Simple ML workflow to identify antiviral molecules

All Blockbusters have a Prequel....

COVID-19 is ravaging the world with high incidence, prevalence rates and a high but variable mortality. Companies, Individuals and non-profits have all taken to LinkedIn announcing various efforts to help customers, researchers in various ways. ML/AI oriented companies that have announced various initiatives. For now let's just assume they are all well intentioned and not mere "Hokum".

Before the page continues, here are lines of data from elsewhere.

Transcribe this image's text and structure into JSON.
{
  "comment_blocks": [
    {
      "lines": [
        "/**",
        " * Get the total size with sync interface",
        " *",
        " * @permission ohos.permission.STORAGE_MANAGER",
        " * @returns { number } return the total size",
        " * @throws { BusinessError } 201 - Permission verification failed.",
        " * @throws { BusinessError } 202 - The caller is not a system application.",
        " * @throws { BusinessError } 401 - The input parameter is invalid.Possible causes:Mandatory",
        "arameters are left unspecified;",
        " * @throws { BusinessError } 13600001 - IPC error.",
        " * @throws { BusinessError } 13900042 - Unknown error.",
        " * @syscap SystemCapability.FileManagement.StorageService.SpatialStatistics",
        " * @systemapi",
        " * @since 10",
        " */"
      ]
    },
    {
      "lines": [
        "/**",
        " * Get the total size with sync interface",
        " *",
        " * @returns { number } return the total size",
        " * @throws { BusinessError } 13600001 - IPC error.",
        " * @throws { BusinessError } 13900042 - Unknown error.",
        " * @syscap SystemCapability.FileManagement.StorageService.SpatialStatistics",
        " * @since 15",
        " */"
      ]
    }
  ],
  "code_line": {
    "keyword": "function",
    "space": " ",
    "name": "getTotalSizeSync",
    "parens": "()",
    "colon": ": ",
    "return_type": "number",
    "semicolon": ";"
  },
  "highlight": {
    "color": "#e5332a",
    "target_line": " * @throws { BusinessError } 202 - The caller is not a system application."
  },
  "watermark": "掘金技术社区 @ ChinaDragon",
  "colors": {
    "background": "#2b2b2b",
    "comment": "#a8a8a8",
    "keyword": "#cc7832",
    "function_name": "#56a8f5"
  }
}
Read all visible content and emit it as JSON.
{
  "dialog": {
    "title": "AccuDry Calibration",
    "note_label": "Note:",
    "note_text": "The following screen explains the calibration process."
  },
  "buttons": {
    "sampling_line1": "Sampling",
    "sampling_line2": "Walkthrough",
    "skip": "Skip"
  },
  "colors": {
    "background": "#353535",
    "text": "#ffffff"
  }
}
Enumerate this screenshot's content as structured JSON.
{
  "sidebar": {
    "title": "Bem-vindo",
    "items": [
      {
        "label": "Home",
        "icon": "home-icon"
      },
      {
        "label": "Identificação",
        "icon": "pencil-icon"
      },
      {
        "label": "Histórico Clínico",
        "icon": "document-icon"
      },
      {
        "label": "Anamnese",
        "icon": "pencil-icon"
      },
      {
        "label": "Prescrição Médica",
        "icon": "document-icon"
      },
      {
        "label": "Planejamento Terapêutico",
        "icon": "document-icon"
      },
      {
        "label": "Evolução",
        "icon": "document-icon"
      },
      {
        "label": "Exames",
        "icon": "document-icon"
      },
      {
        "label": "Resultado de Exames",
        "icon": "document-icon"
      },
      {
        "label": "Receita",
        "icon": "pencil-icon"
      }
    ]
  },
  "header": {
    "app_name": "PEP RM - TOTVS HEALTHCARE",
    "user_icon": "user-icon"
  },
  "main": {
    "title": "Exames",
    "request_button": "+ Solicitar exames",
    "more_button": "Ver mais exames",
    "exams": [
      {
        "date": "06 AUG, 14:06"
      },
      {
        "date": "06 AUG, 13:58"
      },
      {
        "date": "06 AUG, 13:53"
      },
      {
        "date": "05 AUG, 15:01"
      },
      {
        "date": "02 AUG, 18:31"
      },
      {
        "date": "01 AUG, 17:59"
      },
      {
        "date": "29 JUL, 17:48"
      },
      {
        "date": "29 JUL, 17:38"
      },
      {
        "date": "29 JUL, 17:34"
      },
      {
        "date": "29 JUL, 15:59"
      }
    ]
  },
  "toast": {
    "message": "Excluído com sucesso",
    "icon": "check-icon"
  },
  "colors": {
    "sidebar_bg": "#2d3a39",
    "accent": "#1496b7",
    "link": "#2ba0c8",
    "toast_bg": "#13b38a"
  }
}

While my heart and mind are now devoted to a different domain , namely digital telco, in a former life, much of my ML work pertained to drug design and screening. Drug target and MOA/pharmacology prediction was my comfort zone. Thus, on a weekend with the family caught in the wiles of Netflix/Amazon Prime and their kin,, I dusted off my home laptop, updated my trusted Knime (www.knime.com) platform and built some very simple ML models for predicting NAY screening antiviral molecules. Nooooooooooooo don't judge me for not using python, command-line, the "CLOUD". It is but for the young to delve into those mysteries...

And Action....

Training data was obtained from CTD (https://ctdbase.org/downloads/#cd). Pre-processing was done using CDK nodes. It retained synthetic organic drugs, natural product derived ones and kept only the largest fragments among other clean-ups. Most Cheminformatics tasks rely indexing molecules into vectors, based on several schemes. All these vectoring /fingerprinting variants are available in CDK, Indigo and Rdkit. I spent Sunday evening using these fingerprints and their combinations alongside ML algorithms like Bayesian fingerprint learner, Random Forest and GB trees. But as is the bane of most ML modellers, the accuracy in terms of false positives/negatives was abysmal. It was then that I had a choice between numerical features(theoretical & experimental) that above libraries also calculate or giving fingerprints another try. (Decided in favour of the latter)

There is no Species called "One Shot ML modeller"

My initial ML workflow used a groupby loop to iterate through all ATC classes to build 'One vs All' models using binary classifiers so that I would have as many ML models as classes/response cardinality. This is important ,since one molecule can have multiple activities.Yes, as usual I had to deal with class imbalance, sampling trouble and what not!

Each code parts that allow us to classify the molecule but for our purpose ATC code (or corresponding description) is our response variable.

Didn't work , Didn't work ......Didn't work.... ML modelling is no easy business and its sometimes hard to understand whether your feature space is inadequate, training set has issues or something else entirely. If someone claims to be very successful at quickly building accurate ML models....ask them if they also believe in Astrology :-) ( How many readers have I annoyed , one wonders)

Like ML models my Spirit was finally Boosted!

What finally worked, was the trick of expanding binary vector (PubChem)and then using these columns as input to the ML model. Random forest with 10 trees as a multi-class classifier gave the best results. What was sacrificed in this scenario was prediction of multiple classes. So basically the model predicts only one class per molecule among all the ATC classes (https://en.wikipedia.org/wiki/Anatomical_Therapeutic_Chemical_Classification_System). It's adequate for now, since our purpose is only to predict antiviral classes, irrespective of whether it can play some other therapeutic role.

For evaluation, the same CTD db was input and predictions that corresponded to known antivirals, were filtered out. This gave us novel predictions (vis-à-vis the training set) like adenosine whose analogs have known antiviral activity or some other cardiovascular agents. Rudimentary workflow, no great shakes in terms of feature engineering, parameter optimization but a beginning.

I am making this workflow available (Download link) in the hope that you can screen larger data from other sources like Zinc and even refine the workflow.

Disclaimer: This is purely a personal effort to respond to COVID-19, with no connection to my present Employer, any other Company or Individual. I make no claim that the predictive model is accurate for clinical hypotheses or that it will find molecules active against COVID19.